From a distance, caravanning appears to be an expensive activity but, as the book reveals, it is in fact a cheaper holiday option and a fun way to see the country.

And how did Hlatshwayo get into it? By accident, well almost. The career woman in finance was diagnosed with burnout from a punishing work regiment.

The condition was already offsetting a bout of depression when she finally decided she wanted to spend a considerable time away from work and its stresses. So, travelling sounded ideal and, after calculating the costs, the idea of caravanning stood out as the most cost effective.

Travelling around the country in a caravan had additional appeal to it as it would mean spending long periods close together with the family.

After consulting a sales consultant about her plan to buy a caravan that could adequately support a family of four, complete with comfortable beds, a fridge, microwave oven and an outside kitchenette, Hlatshwayo got a good deal.

The family hit the road on September 15 2014 and drove through the festive season and into the new year, visiting over 60 camping/caravan parks, both privately owned and in national parks in all provinces and in Swaziland.

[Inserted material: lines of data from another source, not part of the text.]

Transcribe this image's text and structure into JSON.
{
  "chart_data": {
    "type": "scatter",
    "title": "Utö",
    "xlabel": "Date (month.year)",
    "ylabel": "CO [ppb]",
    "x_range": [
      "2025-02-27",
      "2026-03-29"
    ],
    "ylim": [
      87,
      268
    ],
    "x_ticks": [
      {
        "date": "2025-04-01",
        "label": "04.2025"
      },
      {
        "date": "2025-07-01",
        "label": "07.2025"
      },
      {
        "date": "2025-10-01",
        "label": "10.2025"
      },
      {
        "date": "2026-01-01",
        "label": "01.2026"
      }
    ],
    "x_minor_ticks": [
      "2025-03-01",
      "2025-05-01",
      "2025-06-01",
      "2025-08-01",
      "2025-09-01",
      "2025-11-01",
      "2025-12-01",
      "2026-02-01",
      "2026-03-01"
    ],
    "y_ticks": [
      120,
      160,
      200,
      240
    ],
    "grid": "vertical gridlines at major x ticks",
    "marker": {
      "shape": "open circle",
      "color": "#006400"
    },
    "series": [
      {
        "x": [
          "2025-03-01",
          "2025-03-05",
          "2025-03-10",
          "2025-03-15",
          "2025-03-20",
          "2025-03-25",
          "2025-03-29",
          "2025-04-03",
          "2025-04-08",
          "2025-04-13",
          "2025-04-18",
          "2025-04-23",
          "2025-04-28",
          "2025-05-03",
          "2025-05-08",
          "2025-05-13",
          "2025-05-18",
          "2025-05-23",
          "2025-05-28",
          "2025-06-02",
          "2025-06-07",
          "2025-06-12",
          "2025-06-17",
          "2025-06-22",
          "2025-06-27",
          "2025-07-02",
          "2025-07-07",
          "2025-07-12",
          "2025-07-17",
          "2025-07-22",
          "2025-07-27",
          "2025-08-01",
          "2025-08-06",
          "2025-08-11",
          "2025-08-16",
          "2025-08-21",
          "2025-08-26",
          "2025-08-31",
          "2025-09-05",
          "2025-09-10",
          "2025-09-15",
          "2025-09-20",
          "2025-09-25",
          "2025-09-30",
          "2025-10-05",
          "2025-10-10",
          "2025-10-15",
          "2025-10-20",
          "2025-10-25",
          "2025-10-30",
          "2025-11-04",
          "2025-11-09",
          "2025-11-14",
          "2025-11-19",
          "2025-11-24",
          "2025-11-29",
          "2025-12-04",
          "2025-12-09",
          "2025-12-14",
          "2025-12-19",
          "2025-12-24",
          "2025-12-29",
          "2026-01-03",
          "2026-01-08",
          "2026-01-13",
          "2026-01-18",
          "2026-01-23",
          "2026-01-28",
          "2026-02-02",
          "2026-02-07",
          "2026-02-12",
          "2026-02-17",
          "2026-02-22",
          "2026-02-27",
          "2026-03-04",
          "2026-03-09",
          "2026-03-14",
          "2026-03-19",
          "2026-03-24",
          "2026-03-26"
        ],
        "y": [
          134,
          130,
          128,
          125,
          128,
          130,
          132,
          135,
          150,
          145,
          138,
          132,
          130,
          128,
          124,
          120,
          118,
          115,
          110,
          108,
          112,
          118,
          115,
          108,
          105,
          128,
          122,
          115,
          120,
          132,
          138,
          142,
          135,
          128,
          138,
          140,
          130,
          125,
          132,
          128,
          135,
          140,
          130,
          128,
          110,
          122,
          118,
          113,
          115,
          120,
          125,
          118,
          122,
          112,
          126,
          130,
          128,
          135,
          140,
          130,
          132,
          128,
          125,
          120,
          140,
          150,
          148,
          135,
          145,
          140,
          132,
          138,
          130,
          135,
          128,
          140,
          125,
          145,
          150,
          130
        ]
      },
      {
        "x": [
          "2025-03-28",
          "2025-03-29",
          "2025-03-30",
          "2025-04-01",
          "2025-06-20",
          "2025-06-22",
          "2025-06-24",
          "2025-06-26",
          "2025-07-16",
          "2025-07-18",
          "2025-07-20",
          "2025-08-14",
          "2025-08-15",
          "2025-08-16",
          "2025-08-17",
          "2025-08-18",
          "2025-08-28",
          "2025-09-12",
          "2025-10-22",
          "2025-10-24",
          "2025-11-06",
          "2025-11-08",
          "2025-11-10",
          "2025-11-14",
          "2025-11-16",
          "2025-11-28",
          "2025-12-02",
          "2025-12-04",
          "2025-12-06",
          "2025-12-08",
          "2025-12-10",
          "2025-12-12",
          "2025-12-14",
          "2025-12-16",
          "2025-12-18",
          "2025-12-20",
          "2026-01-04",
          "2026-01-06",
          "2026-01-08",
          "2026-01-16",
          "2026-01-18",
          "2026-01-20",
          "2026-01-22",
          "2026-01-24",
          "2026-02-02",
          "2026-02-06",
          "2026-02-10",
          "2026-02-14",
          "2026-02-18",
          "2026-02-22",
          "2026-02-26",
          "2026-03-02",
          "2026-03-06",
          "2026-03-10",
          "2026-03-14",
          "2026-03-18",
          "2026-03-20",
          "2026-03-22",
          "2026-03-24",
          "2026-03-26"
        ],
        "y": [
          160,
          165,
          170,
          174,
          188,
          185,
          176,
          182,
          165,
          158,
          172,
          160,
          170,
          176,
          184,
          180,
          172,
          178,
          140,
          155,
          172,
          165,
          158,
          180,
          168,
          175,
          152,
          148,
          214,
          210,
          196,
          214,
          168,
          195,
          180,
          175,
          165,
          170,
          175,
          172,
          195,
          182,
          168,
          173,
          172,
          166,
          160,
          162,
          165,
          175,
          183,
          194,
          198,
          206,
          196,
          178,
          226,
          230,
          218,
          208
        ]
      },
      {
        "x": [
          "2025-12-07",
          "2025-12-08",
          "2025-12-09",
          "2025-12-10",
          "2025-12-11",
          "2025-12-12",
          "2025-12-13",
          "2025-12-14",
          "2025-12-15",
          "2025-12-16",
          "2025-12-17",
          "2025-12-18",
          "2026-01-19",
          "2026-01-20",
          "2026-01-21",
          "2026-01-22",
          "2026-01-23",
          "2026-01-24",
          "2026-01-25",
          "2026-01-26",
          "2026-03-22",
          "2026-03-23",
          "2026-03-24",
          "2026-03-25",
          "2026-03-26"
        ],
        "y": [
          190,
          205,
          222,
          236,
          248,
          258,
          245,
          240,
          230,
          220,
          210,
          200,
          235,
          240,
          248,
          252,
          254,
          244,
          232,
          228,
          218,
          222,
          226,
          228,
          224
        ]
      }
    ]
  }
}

Apart from heart-warming details about her healing from her pre-trip depression, and newly acquired skill of home schooling her kids on the way, the author keeps things tight and informative, keeping the reader hooked from one destination to another.

Personally, I felt envy enveloping me when the family arrived at Marakele National Park in Thabazimbi, owing to my never-ending postponements to visit that park in southwestern Limpopo.

Overall, a well-written book and useful guide blacks can use for the camping/caravanning lifestyle.